Le Gouvernement fédéral confirme ce vendredi le calendrier devant conduire à une entrée en bourse de Belfius, banque aujourd’hui détenue à 100 % par l’État fédéral. Ecolo considère qu’il s’agit d’une option erronée dans le chef de la majorité fédérale. Pour les Verts, l’avenir de Belfius est, au contraire, celui d’une véritable banque publique, au service des pouvoirs locaux, du secteur associatif et de la transition de notre économie vers un modèle plus durable. Les écologistes réclament un débat parlementaire sur la question avant toute décision définitive du Gouvernement.

« Si Belfius est aujourd’hui une banque profitable, c’est grâce, d’une part, à ses racines communales et associatives et, d’autre part, à l’effort conjugué des finances fédérales et des travailleurs. Il est aux yeux des écologistes inconcevable d’imaginer cette banque, aujourd’hui à capitaux entièrement publics, être à nouveau soumise demain à des intérêts privés, à des capitaux étrangers et aux aléas boursiers. Ce serait faire fi des leçons tirées de la crise bancaire et financière qui a vu, notamment, la chute de Dexia et de Fortis », analyse Georges Gilkinet, député fédéral Ecolo.

Pour les écologistes, ce serait une erreur à la fois stratégique et budgétaire de céder le gouvernail d’une banque performante et essentielle à l’économie belge à des investisseurs privés et étrangers, ne serait-ce qu’en partie.

« Il y a une place dans notre paysage bancaire pour une banque à capitaux publics comme Belfius. Plutôt que de tenter une opération budgétaire de court terme avec cette entrée en bourse, le Gouvernement devrait, à l’image d’états voisins comme l’Allemagne, faire de Belfius une véritable banque public, avec une feuille de route et des objectifs ambitieux, en matière de service bancaire aux communes, au secteur associatif, aux acteurs de l’économie réelle et à la transition de l’économie vers un modèle plus durable et plus respectueux de la planète. Une telle banque publique aurait, de façon évidente, tout le potentiel pour contribuer au redéploiement de l’économie belge », ajoute Georges Gilkinet.
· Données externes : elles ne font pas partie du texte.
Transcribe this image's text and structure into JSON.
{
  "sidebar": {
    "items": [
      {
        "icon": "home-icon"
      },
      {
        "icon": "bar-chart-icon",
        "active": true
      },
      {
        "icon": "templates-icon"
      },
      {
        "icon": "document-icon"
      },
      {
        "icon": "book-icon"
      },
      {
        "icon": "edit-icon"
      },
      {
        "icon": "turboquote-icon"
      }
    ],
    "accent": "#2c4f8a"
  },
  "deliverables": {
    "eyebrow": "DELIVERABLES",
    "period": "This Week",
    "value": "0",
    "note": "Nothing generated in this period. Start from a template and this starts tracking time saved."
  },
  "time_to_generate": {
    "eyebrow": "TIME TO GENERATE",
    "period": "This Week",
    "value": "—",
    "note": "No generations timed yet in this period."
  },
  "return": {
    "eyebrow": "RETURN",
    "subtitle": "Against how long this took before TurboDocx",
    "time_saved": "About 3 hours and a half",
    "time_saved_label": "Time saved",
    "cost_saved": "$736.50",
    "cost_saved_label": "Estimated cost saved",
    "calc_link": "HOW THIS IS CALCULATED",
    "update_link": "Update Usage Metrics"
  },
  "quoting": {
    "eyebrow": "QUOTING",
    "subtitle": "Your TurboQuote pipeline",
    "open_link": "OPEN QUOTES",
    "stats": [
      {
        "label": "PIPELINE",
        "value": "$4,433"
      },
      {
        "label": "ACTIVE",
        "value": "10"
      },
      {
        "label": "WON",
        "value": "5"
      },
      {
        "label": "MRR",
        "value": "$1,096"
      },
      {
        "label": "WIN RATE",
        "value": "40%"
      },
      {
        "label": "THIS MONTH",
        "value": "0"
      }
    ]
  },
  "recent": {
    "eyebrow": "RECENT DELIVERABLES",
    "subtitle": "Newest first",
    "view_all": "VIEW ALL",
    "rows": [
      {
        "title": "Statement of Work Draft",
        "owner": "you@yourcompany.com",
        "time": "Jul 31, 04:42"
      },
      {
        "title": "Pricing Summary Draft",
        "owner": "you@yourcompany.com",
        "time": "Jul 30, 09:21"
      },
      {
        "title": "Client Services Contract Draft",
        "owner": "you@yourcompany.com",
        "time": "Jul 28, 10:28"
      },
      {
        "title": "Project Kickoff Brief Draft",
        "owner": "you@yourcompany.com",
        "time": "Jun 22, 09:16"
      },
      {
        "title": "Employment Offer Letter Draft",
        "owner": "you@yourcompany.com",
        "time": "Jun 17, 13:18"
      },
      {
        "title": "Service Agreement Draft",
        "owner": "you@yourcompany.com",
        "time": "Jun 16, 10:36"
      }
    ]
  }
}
Pour Ecolo, il est également nécessaire que l’avenir de la Banque fasse l’objet d’un débat public, plutôt que de négociations secrètes entre le Gouvernement fédéral et quelques banques d’affaires. C’est la raison pour laquelle le groupe Ecolo-Groen a écrit au président de la Commission des Finances de la Chambre pour qu’un débat soit organisé prochainement sur le sujet, préalablement à toute décision du Gouvernement sur une entrée en bourse de la banque de Belfius.